The first verdict in a trial related to the July 15 coup attempt blamed on the Gülenist Terror Group (FETÖ) was issued by a court in eastern Turkey. Two career officers were sentenced to aggravated life imprisonment on charges of "violating the Constitution," the formal name for a military coup attempt.
Staff Col. Murat Koçak and Staff Major Murat Yılmaz, who served as military commanders in a gendarmerie base in the eastern city of Erzurum, are the first to be sentenced among thousands of officers arrested after the coup attempt that killed 248 people.
Koçak was the "martial law commander" of pro-coup troops in Erzurum while Yılmaz, former head of operations at a local military unit, was on a list designated by pro-coup soldiers to replace the commanders opposing the coup. Yılmaz was also a user of ByLock, an encrypted messaging app almost exclusively used by FETÖ members, and he was in "the red category" designated for frequent exchanges among the terror-cult members over the app.
The defendants rejected the charges and denied involvement in the coup, but the court did not reduce their sentences, a common practice in the cases involving the most violent crimes.
The trial in Erzurum was one of the first trials against the pro-coup troops in the country, while another trial is being held in the western city of Denizli for officers involved in the putsch attempt.
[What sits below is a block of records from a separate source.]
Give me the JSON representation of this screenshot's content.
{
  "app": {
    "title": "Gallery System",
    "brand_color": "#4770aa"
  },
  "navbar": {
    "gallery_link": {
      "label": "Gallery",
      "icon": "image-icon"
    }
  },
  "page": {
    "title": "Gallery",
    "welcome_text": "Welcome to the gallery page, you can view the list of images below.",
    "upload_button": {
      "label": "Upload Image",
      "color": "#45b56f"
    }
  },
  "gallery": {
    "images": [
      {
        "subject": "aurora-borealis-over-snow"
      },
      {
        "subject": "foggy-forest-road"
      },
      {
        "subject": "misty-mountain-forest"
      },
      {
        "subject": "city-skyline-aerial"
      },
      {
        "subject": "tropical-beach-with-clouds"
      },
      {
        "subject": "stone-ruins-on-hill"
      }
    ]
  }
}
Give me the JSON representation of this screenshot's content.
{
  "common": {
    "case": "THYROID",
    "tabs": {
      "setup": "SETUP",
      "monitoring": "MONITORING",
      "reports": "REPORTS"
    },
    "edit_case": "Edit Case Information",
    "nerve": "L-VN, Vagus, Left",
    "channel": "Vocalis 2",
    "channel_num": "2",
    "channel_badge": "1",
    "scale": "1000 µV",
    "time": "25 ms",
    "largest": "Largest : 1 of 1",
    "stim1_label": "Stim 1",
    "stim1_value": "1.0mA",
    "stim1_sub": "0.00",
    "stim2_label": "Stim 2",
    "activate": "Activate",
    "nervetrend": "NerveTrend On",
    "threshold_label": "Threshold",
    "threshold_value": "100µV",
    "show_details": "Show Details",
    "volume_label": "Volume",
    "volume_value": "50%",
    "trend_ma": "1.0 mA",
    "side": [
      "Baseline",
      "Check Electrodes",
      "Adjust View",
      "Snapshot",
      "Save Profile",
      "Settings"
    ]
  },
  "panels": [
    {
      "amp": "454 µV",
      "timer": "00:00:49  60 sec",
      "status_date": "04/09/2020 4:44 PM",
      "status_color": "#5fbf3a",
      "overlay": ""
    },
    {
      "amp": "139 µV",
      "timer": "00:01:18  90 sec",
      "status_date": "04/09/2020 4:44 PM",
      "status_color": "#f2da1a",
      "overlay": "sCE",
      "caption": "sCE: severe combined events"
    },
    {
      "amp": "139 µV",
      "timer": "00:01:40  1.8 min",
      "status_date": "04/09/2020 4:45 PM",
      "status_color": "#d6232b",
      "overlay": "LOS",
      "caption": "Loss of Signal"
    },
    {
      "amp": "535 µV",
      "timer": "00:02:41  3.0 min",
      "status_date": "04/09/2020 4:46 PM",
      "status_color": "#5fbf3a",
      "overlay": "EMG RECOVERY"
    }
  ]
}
The coup-attempt trials for military officers in major cities, such as Istanbul, are scheduled to start in February, but some 29 police officers accused of aiding pro-coup troops in Istanbul are already on trial facing life sentences.
Similar verdicts are expected in other cases on the coup attempt as all defendants face the same charges with Koçak and Yılmaz, in addition to charges related to membership of FETÖ.
Erzurum is the hometown of Fetullah Gülen, the leader of FETÖ who lives in self-imposed exile in the U.S.